Paris (AFP)

Arriving at the head in nine districts out of seventeen during the first round, Anne Hidalgo can calmly envisage the second round of municipal elections in Paris, reinforced by her alliance with environmentalists ... and the setbacks of The Republic on the move.

Tuesday, these are lists merged between those of the outgoing PS mayor and those of Europe ecology-The Greens, led in the first round by David Belliard, which were submitted to the prefecture.

"We found agreement on the three themes we have been working on for several days: the project, governance and the lists," campaign director of the outgoing mayor Emmanuel Grégoire told AFP. "We had an ecological and social project and we knew that a coalition was necessary. We are doing it today with Anne Hidalgo," said Mr. Belliard in an interview with the Parisian.

The two new allies appeared together for the first time in the campaign Tuesday afternoon, sitting down on a terrace just reopened in the 9th arrondissement. Asked about the place given to EELV in the executive, Anne Hidalgo reported that the agreement provided for "assistants and a district town hall, we will see" which one.

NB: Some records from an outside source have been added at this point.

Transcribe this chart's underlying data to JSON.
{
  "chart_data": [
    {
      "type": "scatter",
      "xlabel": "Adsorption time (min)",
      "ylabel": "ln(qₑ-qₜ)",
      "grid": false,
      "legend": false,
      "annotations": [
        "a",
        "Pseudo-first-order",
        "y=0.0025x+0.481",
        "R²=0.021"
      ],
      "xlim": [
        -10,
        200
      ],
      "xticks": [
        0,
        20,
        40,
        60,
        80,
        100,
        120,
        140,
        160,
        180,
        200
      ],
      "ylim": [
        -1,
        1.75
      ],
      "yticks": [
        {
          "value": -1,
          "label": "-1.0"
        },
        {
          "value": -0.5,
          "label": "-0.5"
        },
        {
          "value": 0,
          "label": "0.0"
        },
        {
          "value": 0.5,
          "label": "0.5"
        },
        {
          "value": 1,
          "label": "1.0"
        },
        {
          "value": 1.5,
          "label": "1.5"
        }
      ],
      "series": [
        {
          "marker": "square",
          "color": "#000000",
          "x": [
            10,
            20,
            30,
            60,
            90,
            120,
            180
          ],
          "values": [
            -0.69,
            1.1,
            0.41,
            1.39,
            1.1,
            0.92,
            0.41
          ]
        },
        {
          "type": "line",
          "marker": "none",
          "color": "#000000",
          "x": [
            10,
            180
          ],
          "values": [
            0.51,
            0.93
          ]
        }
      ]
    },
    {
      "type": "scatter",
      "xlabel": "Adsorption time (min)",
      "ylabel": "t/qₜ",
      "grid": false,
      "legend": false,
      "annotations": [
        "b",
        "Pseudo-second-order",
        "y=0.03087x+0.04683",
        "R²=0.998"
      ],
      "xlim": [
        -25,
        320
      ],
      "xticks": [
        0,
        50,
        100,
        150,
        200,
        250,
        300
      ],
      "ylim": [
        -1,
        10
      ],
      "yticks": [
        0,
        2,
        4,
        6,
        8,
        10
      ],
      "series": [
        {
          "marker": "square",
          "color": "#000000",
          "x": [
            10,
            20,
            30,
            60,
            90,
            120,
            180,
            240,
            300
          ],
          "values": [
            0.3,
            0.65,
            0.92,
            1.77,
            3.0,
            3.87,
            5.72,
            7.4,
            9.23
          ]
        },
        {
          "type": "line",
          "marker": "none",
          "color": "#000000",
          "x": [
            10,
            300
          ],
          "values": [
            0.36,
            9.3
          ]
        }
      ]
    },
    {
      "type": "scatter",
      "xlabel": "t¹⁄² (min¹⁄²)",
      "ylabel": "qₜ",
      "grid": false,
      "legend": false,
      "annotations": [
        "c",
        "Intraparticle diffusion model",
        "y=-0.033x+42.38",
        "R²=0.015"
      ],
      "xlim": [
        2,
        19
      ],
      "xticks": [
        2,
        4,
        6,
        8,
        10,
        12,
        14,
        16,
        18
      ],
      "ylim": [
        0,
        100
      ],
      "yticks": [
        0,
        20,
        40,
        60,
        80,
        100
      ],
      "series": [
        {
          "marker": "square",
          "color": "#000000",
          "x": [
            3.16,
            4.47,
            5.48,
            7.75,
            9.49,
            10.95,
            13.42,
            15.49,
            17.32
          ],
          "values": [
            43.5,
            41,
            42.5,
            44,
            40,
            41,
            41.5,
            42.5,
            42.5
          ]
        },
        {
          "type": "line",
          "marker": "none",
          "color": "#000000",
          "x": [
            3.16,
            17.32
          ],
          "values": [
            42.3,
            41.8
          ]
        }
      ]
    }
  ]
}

The only mathematics promises a victorious boulevard for the carriage on June 28, while the Hidalgo lists came first in the first round (29.33%), ahead of those of the LR Rachida Dati (22.72%), of the walker Agnès Buzyn (17.26%) and Mr. Belliard (10.79%).

Better still: the socialist came out on top in nine out of seventeen districts, without actually being threatened in its bastions - a big eastern half of the capital.

Admittedly, the outgoing collected five points less than in the first round of 2014. But the underperformance seems relative compared to the promises of rout made by her opponents a year ago, after the failures of the change of provider of the Vélib, the abolition of Autolib or the closure to motor traffic of part of the tracks on the banks, conspired by the oppositions.

Since then, the crash of the Griveaux candidacy and then the setbacks of its replacement Agnès Buzyn have finished showering LREM's hopes of conquering a capital yet deemed to be close at hand after the excellent scores of the presidential movement in the 2017 legislative elections and in 2019 European.

And if The Republicans, led by Rachida Dati, can congratulate themselves on an honorable score from the mayor of the 7th arrondissement - the only one in the capital to have been re-elected in the first round - their vote reserves seem meager to be able to hope to remove the 'City Hall. Especially since any hint of alliance between LREM and LR, as notably imagined in the 5th arrondissement, was aborted by the two partisan staffs.

- Rallies -

Like many outgoing mayors, Anne Hidalgo also intends to capitalize on a bonus for continuity, reinforced by the coronavirus crisis.

The massive enthusiasm for cycling has, for example, enabled him to speed up the calendar for creating cycle paths. However, the conversion in less than twenty-four hours of the rue de Rivoli, one of the main east-west arteries of the center of the capital, to almost all-bike - taxis and buses are also authorized to circulate there - has never raised anything but soft questions from his opponents.

Formerly considered to be divisive, the outgoing thus played with a front that was nonetheless nourished by "Everything except Hidalgo" and now imposes itself as a rallyer: the ex-LREM deputy Aurélien Taché supported him, part immersed in an iceberg of the historic left wing of La République en Marche, which had called from the start not to give up an alliance with the outgoing mayor.

Cédric Villani, dissident LREM, does not appear in any way as a threat after his modest score in the first round: 7.88%.

If she were to be re-elected mayor of Paris, Anne Hidalgo would impose herself as one of the triumphant survivals of an always convalescent PS.

Thinking about the presidential election of 2022? She swears not. "Yet, on the left, there will be only it," predicts a minister.